Un acte chirurgical n’est JAMAIS un acte anodin. Quelles que soient les précautions prises, le « risque zéro » n’existe pas. Lorsque vous décidez de vous faire opérer, vous devez en avoir conscience et mettre en balance les risques avec le bénéfice attendu d’une intervention (= balance bénéfice/risque). Nous sommes là pour vous aider et vous guider. Malgré les compétences de votre chirurgien et de l’équipe qui vous prend en charge, tout traitement comporte malheureusement une part d’échec. Cet échec peut aller de la réapparition de symptômes à leurs aggravations ou à d’autres complications plus graves que l’on retrouve dans toute chirurgie. Ces complications peuvent être le fait du hasard, de la malchance mais peuvent aussi être favorisées par des problèmes de santé qui vous sont propres (connus ou non, locaux, généraux). C’est en grande partie pour cette raison que nous essayons dès que possible de réaliser votre chirurgie par voie endoscopique afin de diminuer les incisions faites au corps et par là-même de réduire au maximum les possibles complications.

L’ouverture
Nous privilégions toujours les techniques les moins invasives afin de diminuer le risque cicatriciel. Néanmoins, nous savons aujourd’hui que la chirurgie mini invasive n’est pas toujours applicable. Dans ce cas, votre chirurgien restera le plus apte à choisir le meilleur traitement pour vous.

LES DIFFERENTES TECHNIQUES CHIRURGICALES D’UN HALLUX RIGIDUS

La cheilectomie
Cette technique consiste à retirer la barrière osseuse dorsale afin d’améliorer la mobilité de l’articulation métatarsophalangienne. Cette technique est réalisable en percutanée et par voie d’abord ouverte. Elle est envisageable lorsque l’arthrose reste peu sévère.

Exemple de cheilectomie percutanée

Associée à la cheilectomie, une ostéotomie de déflexion de la tête par voie percutanée permet de réorienter la surface articulaire du premier métatarsien et ainsi diminuer les contraintes sur les lésions arthrosiques dorsales.

On réalise ensuite une arthroscopie afin de contrôler la correction réalisée.

L’arthrodèse 
Cette technique consiste à réaliser la fusion de l’articulation métatarsophalangienne. Le cartilage abîmé est retiré. La phalange proximale et le premier métatarsien sont fixés ensemble à l’aide de vis +/- d’une plaque. Cette procédure est définitive et enlève la mobilité de l’articulation. Elle peut être réalisée par arthroscopie, en percutané et voie d’abord ouverte.
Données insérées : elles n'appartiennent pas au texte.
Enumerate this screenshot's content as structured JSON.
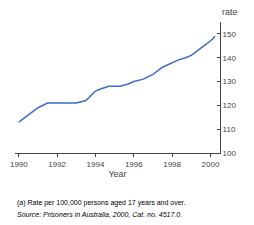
{
  "chart_data": {
    "type": "line",
    "x": [
      1990,
      1990.5,
      1991,
      1991.5,
      1992,
      1992.3,
      1992.7,
      1993,
      1993.5,
      1994,
      1994.3,
      1994.7,
      1995,
      1995.3,
      1995.7,
      1996,
      1996.5,
      1997,
      1997.5,
      1998,
      1998.3,
      1998.7,
      1999,
      1999.5,
      2000,
      2000.25
    ],
    "values": [
      113,
      116,
      119,
      121,
      121,
      121,
      121,
      121,
      122,
      126,
      127,
      128,
      128,
      128,
      129,
      130,
      131,
      133,
      136,
      138,
      139,
      140,
      141,
      144,
      147,
      149
    ],
    "color": "#3b6bcc",
    "xlabel": "Year",
    "ylabel": "rate",
    "xlim": [
      1989.8,
      2000.5
    ],
    "xticks": [
      1990,
      1992,
      1994,
      1996,
      1998,
      2000
    ],
    "ylim": [
      100,
      155
    ],
    "yticks": [
      100,
      110,
      120,
      130,
      140,
      150
    ],
    "grid": false,
    "footnotes": [
      "(a) Rate per 100,000 persons aged 17 years and over.",
      "Source: Prisoners in Australia, 2000, Cat. no. 4517.0."
    ]
  }
}
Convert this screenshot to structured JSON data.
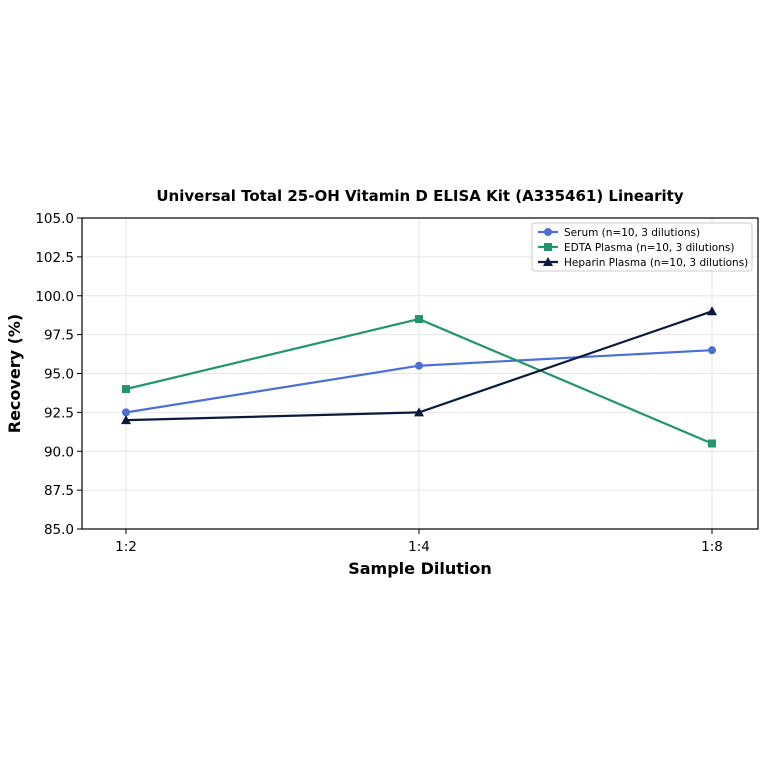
{
  "chart_data": {
    "type": "line",
    "title": "Universal Total 25-OH Vitamin D ELISA Kit (A335461) Linearity",
    "xlabel": "Sample Dilution",
    "ylabel": "Recovery (%)",
    "categories": [
      "1:2",
      "1:4",
      "1:8"
    ],
    "ylim": [
      85.0,
      105.0
    ],
    "yticks": [
      "85.0",
      "87.5",
      "90.0",
      "92.5",
      "95.0",
      "97.5",
      "100.0",
      "102.5",
      "105.0"
    ],
    "grid": true,
    "legend_position": "top-right",
    "series": [
      {
        "name": "Serum (n=10, 3 dilutions)",
        "values": [
          92.5,
          95.5,
          96.5
        ],
        "color": "#4c6fd6",
        "marker": "circle"
      },
      {
        "name": "EDTA Plasma (n=10, 3 dilutions)",
        "values": [
          94.0,
          98.5,
          90.5
        ],
        "color": "#22946e",
        "marker": "square"
      },
      {
        "name": "Heparin Plasma (n=10, 3 dilutions)",
        "values": [
          92.0,
          92.5,
          99.0
        ],
        "color": "#0b1a3d",
        "marker": "triangle"
      }
    ]
  }
}
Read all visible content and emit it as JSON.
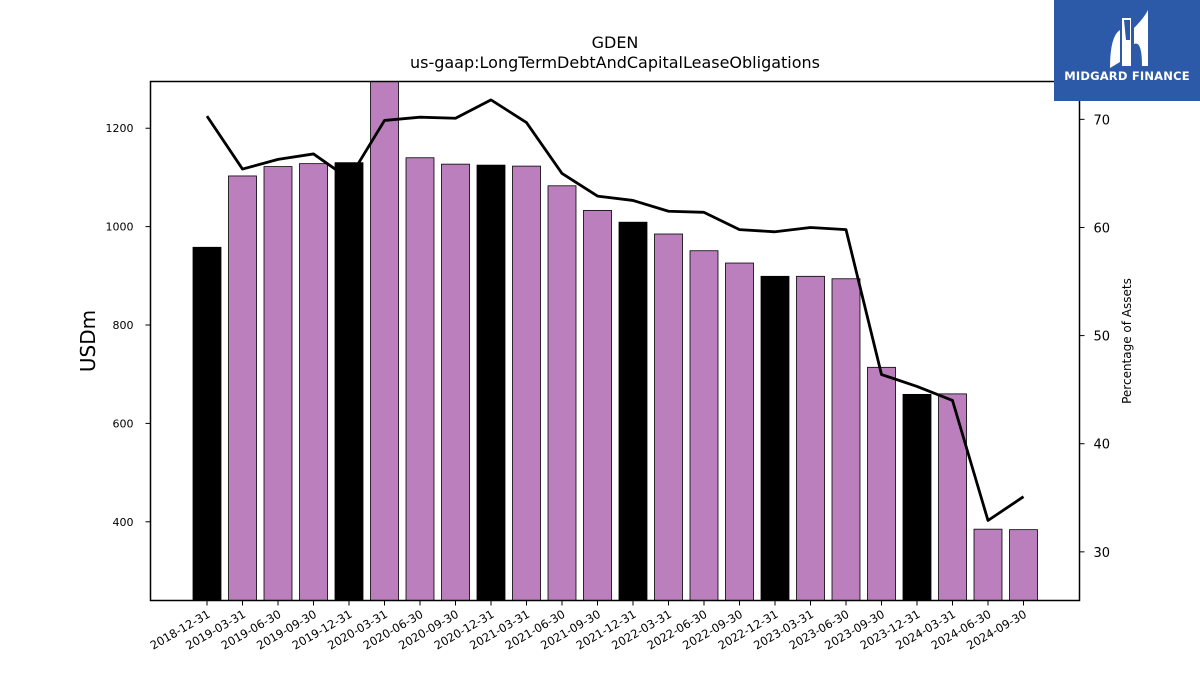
{
  "brand": {
    "name": "MIDGARD FINANCE",
    "logo_color": "#2c5aa8"
  },
  "chart_data": {
    "type": "bar",
    "title": "GDEN",
    "subtitle": "us-gaap:LongTermDebtAndCapitalLeaseObligations",
    "ylabel": "USDm",
    "y2label": "Percentage of Assets",
    "ylim": [
      240,
      1295
    ],
    "y2lim": [
      25.5,
      73.5
    ],
    "yticks": [
      400,
      600,
      800,
      1000,
      1200
    ],
    "y2ticks": [
      30,
      40,
      50,
      60,
      70
    ],
    "categories": [
      "2018-12-31",
      "2019-03-31",
      "2019-06-30",
      "2019-09-30",
      "2019-12-31",
      "2020-03-31",
      "2020-06-30",
      "2020-09-30",
      "2020-12-31",
      "2021-03-31",
      "2021-06-30",
      "2021-09-30",
      "2021-12-31",
      "2022-03-31",
      "2022-06-30",
      "2022-09-30",
      "2022-12-31",
      "2023-03-31",
      "2023-06-30",
      "2023-09-30",
      "2023-12-31",
      "2024-03-31",
      "2024-06-30",
      "2024-09-30"
    ],
    "series": [
      {
        "kind": "bar",
        "values": [
          958,
          1103,
          1122,
          1128,
          1130,
          1295,
          1140,
          1127,
          1125,
          1123,
          1083,
          1033,
          1009,
          985,
          951,
          926,
          899,
          899,
          894,
          714,
          659,
          660,
          385,
          384
        ],
        "colors": [
          "#000000",
          "#bc7fbd",
          "#bc7fbd",
          "#bc7fbd",
          "#000000",
          "#bc7fbd",
          "#bc7fbd",
          "#bc7fbd",
          "#000000",
          "#bc7fbd",
          "#bc7fbd",
          "#bc7fbd",
          "#000000",
          "#bc7fbd",
          "#bc7fbd",
          "#bc7fbd",
          "#000000",
          "#bc7fbd",
          "#bc7fbd",
          "#bc7fbd",
          "#000000",
          "#bc7fbd",
          "#bc7fbd",
          "#bc7fbd"
        ]
      },
      {
        "kind": "line",
        "axis": "right",
        "values": [
          70.3,
          65.4,
          66.3,
          66.8,
          64.5,
          69.9,
          70.2,
          70.1,
          71.8,
          69.7,
          65.0,
          62.9,
          62.5,
          61.5,
          61.4,
          59.8,
          59.6,
          60.0,
          59.8,
          46.4,
          45.3,
          44.0,
          32.9,
          35.1
        ],
        "color": "#000000"
      }
    ],
    "grid": false
  }
}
Exemple d’arthrodèse avec fixation par vis et plaque.

Les gestes associés
La chirurgie de l’hallux rigidus peut être associée à d’autres gestes. On peut, par exemple, dans le même temps opératoire, opérer une griffe ou rééquilibrer le poids de l’avant-pied (DMMO).

La fermeture
Les plaies opératoires sont fermées à l’aide de fils résorbables. Il n’y a pas de points à retirer par la suite et le pansement n’a pas besoin d’être refait jusqu’à la prochaine consultation, à 10-15 jours.

La durée de l’intervention
Le geste chirurgical est court, moins d’une heure.
Sauf cas exceptionnel, la chirurgie de l’hallux rigidus se déroule en ambulatoire. Vous pouvez donc regagner votre domicile le soir même.

Transfusion
L’intervention chirurgicale est réalisée sous garrot afin de minimiser le risque de saignement. Aucune transfusion n’est nécessaire par la suite.